Another draw factor when choosing to visit Raja Ampat islands were the sea karst islands and coral reefs of Piaynemo and Wayag. We opted to visit Piaynemo which meant braving unbelievable rough seas, high waves and treacherous currents on a cheap speed boat to get there. Definitely not for those who get sea-sick easily or who hate long bumpy sea journeys but the view from the top is incredible (bottom left photo). In a way it is quite similar to New Caledonia's Upi Bay or Palau's Rock Islands but the surrounding coral reefs known as Melissa's Garden are a top-notch snorkelling and diving spot and are well worth the effort to get there.
The Raja Ampat Marine Park is truly enormous and second only to the 'nearby' Great Barrier Reef. It is home to 540 types of corals, more than a 1000 types of coral fish and 700 types of molluscs. The corals seem very healthy with layers upon layers of marine life and they have not suffered from major bleaching. I think these islands deserve to be inscribed especially for their great effort in conserving such an outstanding place and the rather low human impact on such a vast area.
PS: Make sure to secure a window seat top enjoy the view from above the coral reefs and islands (bottom right photo).

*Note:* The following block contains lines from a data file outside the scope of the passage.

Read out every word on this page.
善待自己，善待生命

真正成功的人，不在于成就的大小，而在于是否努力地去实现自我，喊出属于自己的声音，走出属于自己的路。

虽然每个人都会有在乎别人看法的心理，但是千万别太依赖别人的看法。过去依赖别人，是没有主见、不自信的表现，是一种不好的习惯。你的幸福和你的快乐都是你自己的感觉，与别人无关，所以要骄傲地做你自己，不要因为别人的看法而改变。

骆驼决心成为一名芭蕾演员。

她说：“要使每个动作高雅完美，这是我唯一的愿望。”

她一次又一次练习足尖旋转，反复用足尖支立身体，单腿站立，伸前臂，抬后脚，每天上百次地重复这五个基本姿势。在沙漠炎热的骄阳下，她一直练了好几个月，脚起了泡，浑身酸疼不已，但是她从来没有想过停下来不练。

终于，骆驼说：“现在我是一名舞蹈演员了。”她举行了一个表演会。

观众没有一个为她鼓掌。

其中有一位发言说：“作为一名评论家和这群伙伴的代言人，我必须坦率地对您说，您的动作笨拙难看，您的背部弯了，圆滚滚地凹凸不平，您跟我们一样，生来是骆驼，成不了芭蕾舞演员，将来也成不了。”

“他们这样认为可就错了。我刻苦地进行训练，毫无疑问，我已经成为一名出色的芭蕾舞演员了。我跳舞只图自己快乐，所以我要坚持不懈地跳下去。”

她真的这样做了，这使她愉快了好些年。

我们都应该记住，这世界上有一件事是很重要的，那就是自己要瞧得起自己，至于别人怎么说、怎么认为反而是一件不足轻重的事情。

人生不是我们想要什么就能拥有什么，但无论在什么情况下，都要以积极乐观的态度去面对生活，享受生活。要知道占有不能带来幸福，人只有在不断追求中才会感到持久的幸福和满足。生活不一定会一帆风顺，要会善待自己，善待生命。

The islands of Raja Ampat are right in the middle of the center of diversity of coral reefs and reef fish in the Indo-Pacific; it is hard to come up with a better reason than that to include anything in the list of World Heritage. I visited on board a ship dedicated to scuba diving, and boy was it ever worth it. The reefs are almost pristine, mostly because there are no large cities nearby and so there isn't much runoff or (many) fishermen. Huge schools of fish, both small and colourful and also very large (snappers the size of Volkswagens!), sea snakes, dugongs, sea turtles. Oh, an on land there are birds of paradise, too. An amazing place.